Aren’t they absolutely beautiful? My girls.
One of them is my daughter. The other two are her best friends, and my “other” daughters. I never, ever, imagined that I would be a mother when I was younger. We didn’t have a flower girl or a ring bearer in our wedding because, to be brutally honest, I didn’t want any little kids, boys or girls, in our wedding. As W.C. Fields said, “Never work with children or animals.” But marriage changed my mind about children, and six years later we had Wubby, followed by Baby Girl four years after that.
Girls can be very cruel to each other. (Reference: “Mean Girls”) Growing up, I knew all too well just how cruel girls can be to each other, without justification or reason; just because. And the absolute worst thing was to put three girls together. Two of them would inevitably gang up on the third and the torture ensued in earnest. But my girl, despite the genetics she inherited from her mom, has always been a magnet that pulls girls together. She’s very unassuming, usually quiet (but gradually finding her voice as she grows up), always looking for a way to keep the peace. When she was in third grade her teacher told us, “You know, she doesn’t say much. But every day, the other girls will argue over who gets to play with her at recess. They all want to be around her, and they vie for the chance to be closest to her on any given day.” Hubby and I looked at each other, then at the teacher, and asked, “Are you sure you’re talking about OUR daughter?” We were then reassured that, indeed, yes, she was the glue that held the girls together.

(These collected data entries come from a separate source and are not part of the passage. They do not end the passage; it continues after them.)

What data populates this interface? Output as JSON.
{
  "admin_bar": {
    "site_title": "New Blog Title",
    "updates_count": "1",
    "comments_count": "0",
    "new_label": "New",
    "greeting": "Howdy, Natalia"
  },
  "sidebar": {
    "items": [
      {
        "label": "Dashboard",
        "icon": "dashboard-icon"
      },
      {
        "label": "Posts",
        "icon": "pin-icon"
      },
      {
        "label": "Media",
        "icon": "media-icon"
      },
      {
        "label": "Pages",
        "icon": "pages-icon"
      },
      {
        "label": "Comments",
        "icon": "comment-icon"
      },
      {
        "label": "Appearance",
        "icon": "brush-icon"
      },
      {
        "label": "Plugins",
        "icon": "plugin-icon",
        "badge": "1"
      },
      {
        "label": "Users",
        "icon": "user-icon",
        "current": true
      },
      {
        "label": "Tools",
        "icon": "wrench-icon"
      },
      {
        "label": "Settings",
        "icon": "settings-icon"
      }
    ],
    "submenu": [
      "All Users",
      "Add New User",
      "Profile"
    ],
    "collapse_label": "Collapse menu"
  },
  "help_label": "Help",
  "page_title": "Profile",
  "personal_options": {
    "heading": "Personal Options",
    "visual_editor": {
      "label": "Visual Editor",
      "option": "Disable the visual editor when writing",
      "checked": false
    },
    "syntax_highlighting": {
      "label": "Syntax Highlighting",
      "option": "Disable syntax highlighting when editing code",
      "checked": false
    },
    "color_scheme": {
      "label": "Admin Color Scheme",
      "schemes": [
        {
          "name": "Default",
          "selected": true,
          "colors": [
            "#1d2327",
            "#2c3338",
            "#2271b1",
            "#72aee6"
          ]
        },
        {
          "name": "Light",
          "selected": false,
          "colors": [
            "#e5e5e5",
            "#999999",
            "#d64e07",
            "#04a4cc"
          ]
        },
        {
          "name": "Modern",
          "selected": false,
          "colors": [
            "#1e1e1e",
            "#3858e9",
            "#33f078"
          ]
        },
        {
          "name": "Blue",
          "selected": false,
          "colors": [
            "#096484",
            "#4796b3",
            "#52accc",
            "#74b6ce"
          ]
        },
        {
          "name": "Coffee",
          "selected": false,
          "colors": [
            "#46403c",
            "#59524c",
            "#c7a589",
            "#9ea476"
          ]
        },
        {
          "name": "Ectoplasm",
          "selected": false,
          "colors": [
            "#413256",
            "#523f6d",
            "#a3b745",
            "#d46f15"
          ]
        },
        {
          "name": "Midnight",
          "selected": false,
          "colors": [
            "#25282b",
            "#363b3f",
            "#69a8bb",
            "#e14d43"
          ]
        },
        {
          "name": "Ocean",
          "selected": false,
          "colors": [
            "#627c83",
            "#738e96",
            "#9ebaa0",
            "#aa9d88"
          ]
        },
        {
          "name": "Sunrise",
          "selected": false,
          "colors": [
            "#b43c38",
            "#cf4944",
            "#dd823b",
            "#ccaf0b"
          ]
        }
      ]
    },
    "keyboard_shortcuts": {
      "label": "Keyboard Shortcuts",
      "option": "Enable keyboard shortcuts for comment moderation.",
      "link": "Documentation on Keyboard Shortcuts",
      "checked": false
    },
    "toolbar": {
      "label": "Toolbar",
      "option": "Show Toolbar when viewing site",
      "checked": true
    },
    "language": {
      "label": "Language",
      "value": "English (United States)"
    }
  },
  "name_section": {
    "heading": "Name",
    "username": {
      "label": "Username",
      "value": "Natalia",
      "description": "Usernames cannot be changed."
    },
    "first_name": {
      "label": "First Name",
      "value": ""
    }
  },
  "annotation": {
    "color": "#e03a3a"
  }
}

I was thinking about this last night, about my daughter, and about the other girls that frequent our house on a very regular basis. The girls that call me “mom” and my hubby “dad”. We are an anomaly in their world: parents that have remained married to each other for 27 years, no divorce, no step-parents, no deadbeat mom or dad. We took all three girls to be beach last month. One of them came to the local air show with us last weekend. It is indeed a rare occasion that we go on some minor adventure or other and don’t have at least one extra “child” with us.
So what?
Well, this is what. Last night I was also thinking about how many times my family moved from the time I started school through my junior year of high school. During those eleven years I attended 10 different schools. Girlfriends were something I had a great deal of experience with, although not much of that experience lasted. I can name every girl I was “girlfriends” with from first grade through high school:
- Mary
- Sharon
- Debra
- CG
- Diane
- Cindy
- Martha
- Sandra
- Cheryl
- Elizabeth
- College: Chrissy, aka ‘Prissy’. I never did find out how she got that nickname, because the one thing she WASN’T was prissy.